XTN is an established fund, functional since 2011 with NYSE Arca as its primary exchange. It has over $900 million assets under management and a price-to-earnings ratio FY1 of 13.82. XTN’s outstanding shares stand at 9.34 million with an estimated 3-5 years EPS growth of 36.75%.
This ETF contains stock shares of two major sectors, industrials and technology. It consists of 48 holdings, and the top three holdings are:
- Avis Budget Group Inc: (5.76%)
- ArcBest Corporation: (3.10%)
- Saia Inc: (2.72%)
5. U.S. Global Jets ETF (JETS)
Expense ratio: 0.60%
U.S. Global Jets ETF seeks the investment results of the U.S. Global Jets Index, which lists the small to large-cap companies around the globe. They include aircraft manufacturers, terminal services companies, and passenger airlines.

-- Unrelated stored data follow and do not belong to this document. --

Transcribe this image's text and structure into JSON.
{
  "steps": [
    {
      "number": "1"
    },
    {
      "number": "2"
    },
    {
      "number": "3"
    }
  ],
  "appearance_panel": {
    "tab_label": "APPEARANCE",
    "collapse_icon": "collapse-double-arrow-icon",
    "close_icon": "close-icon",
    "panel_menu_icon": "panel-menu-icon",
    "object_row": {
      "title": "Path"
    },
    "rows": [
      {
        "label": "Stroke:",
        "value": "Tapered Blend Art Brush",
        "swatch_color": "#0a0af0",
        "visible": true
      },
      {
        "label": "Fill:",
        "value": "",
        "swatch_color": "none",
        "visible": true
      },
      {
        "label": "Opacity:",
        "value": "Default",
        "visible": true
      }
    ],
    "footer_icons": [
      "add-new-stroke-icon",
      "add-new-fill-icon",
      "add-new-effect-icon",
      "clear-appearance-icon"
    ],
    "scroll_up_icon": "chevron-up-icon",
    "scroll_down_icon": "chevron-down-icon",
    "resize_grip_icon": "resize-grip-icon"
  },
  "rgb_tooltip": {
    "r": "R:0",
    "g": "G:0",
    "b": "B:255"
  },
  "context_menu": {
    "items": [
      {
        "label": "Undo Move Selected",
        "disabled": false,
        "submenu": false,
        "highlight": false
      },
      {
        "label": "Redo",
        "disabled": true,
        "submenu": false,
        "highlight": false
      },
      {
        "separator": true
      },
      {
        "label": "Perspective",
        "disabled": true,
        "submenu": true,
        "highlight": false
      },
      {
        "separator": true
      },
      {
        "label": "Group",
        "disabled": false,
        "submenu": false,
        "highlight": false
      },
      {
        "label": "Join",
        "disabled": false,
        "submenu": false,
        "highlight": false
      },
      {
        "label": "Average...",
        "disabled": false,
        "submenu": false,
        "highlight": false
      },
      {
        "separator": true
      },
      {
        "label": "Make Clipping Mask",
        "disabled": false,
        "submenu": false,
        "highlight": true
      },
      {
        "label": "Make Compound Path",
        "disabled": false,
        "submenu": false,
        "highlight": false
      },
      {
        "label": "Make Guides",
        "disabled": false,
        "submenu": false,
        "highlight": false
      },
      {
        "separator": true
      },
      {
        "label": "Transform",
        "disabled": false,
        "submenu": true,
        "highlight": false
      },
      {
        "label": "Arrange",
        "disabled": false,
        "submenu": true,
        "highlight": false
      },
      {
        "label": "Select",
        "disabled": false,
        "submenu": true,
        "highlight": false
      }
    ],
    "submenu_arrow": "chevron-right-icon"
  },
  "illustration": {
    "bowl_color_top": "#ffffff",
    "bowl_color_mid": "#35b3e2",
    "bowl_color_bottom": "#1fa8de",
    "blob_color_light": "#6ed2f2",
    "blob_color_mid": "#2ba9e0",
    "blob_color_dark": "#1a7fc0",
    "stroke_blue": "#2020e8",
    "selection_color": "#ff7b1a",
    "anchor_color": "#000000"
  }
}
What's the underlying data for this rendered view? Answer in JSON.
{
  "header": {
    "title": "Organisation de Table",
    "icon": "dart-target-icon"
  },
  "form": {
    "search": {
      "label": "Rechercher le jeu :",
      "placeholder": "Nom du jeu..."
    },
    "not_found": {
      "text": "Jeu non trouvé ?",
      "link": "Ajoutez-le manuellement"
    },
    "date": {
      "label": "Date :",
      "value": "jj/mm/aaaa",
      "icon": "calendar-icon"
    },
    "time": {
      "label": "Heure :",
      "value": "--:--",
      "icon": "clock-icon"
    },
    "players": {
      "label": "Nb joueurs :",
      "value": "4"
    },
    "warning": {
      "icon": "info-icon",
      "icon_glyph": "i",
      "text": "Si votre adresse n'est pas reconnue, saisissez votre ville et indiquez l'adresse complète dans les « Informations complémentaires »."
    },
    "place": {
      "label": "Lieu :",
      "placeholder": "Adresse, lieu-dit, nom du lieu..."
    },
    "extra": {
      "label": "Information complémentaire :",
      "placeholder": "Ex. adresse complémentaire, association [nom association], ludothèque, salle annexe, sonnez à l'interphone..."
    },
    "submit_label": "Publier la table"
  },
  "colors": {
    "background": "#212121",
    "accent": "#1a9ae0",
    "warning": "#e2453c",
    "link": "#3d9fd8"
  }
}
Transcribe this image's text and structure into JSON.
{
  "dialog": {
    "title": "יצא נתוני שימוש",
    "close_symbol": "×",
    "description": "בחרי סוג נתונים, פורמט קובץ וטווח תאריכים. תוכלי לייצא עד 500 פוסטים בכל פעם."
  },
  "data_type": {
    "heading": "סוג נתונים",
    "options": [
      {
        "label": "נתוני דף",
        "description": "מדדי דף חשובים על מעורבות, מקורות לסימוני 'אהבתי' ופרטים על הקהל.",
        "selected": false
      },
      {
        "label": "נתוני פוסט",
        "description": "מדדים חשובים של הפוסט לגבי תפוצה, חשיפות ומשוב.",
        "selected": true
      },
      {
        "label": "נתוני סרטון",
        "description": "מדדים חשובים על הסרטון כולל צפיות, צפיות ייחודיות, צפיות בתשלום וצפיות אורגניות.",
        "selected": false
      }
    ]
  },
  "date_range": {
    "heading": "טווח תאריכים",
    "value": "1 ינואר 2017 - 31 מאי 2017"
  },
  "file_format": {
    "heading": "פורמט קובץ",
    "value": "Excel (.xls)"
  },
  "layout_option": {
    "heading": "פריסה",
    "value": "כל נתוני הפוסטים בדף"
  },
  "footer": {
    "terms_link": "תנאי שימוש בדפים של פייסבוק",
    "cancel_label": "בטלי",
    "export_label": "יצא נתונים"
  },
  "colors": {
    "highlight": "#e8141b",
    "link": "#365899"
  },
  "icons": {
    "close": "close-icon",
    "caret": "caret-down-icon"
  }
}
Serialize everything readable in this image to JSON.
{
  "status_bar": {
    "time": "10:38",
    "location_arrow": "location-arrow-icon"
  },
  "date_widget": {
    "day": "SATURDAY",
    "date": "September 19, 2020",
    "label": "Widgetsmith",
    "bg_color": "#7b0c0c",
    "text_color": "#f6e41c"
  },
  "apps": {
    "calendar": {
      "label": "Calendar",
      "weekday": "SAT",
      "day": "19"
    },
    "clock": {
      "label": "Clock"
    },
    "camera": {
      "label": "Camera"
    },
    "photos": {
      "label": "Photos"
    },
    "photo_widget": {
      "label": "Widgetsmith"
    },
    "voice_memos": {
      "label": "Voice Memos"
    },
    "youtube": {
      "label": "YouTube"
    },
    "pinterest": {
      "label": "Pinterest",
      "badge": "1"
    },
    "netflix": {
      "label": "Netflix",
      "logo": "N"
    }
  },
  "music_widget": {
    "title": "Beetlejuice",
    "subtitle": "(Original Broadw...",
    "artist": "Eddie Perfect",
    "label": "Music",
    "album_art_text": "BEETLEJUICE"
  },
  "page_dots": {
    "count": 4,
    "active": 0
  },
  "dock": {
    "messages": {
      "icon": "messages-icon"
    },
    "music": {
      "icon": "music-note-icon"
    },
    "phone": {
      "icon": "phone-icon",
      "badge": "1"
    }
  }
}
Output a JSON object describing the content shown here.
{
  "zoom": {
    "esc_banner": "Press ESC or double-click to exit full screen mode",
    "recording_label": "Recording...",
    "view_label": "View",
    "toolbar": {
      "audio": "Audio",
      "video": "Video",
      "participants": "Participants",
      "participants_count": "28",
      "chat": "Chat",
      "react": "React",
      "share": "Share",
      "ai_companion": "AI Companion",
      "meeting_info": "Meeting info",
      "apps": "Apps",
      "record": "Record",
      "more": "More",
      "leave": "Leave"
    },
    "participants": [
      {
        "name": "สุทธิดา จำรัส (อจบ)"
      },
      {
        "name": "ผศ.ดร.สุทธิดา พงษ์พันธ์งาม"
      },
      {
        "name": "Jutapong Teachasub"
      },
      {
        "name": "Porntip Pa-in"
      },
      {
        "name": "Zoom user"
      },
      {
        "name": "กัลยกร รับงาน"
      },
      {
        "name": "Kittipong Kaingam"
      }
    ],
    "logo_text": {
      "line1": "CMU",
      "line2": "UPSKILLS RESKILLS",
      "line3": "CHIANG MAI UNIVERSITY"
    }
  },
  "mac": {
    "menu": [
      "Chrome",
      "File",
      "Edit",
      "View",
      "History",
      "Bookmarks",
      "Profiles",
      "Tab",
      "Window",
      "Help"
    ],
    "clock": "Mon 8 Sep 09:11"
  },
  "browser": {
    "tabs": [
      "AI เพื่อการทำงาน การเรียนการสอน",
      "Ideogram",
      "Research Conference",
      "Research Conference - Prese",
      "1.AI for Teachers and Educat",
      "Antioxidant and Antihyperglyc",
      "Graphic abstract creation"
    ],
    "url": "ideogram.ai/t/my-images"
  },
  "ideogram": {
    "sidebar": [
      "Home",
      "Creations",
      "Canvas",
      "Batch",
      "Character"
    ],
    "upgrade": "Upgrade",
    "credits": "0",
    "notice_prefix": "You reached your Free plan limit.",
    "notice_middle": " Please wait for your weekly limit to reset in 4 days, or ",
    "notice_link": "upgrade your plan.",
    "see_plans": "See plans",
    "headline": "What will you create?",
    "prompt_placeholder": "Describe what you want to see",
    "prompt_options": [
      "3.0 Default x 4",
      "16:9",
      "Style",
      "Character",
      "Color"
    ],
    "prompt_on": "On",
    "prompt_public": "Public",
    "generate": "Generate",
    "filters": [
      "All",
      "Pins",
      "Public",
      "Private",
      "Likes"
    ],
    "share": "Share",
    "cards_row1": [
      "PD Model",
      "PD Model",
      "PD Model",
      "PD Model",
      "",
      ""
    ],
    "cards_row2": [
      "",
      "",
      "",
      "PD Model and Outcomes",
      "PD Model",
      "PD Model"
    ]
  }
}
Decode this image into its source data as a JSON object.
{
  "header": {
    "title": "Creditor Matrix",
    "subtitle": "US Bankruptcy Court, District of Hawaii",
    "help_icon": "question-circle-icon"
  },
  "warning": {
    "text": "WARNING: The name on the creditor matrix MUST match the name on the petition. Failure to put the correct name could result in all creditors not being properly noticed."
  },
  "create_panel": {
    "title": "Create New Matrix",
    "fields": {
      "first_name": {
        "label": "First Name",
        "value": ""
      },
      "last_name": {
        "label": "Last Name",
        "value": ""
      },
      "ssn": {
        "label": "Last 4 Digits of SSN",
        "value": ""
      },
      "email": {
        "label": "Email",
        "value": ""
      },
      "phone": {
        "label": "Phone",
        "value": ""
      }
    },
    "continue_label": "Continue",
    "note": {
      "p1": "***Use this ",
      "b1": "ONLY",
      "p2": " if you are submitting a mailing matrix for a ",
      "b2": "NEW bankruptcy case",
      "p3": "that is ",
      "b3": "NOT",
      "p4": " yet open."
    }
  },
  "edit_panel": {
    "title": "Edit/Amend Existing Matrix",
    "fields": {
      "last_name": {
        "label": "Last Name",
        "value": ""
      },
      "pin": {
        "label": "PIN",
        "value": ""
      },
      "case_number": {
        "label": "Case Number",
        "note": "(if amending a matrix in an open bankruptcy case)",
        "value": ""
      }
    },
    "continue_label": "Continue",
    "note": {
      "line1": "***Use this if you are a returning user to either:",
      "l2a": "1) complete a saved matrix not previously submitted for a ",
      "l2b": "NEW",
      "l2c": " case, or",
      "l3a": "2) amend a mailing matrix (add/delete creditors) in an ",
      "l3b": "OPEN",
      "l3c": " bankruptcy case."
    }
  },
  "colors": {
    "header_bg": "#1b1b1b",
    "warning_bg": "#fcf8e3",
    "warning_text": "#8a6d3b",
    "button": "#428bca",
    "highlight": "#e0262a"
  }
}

JETS is the largest fund on this list, with over four billion assets under management. It has been on the NYSE Arca stock exchange since 2015. Its outstanding shares stand at 166 million with a weighted average market cap of $18.67 billion.
The stocks under this ETF are related to two sectors, namely industrials (91.58%) and consumer cyclical (7.40%). The top three holdings with the percentage of their assets are as follows:
- United Airlines Holdings Inc: (10.44%)
- American Airlines Group Inc: (10.33%)
- Delta Air Lines Inc: (10.19%)
All eyes are set on the approaching travel and leisure industry’s recovery period. People are hopeful about the tourism sector’s rebound amid rising vaccination rates and optimistic pandemic data. Moreover, they are longing to reconnect with their loved ones and leave the bounds of their homes.
Resultantly, investors are expecting a price surge of traveling stocks and ETFs. Travel ETFs accommodate all the central businesses and enterprises of the global traveling industry with well-adjusted asset percentages. Hence, these funds are an excellent investment choice for beginner and risk-averse investors.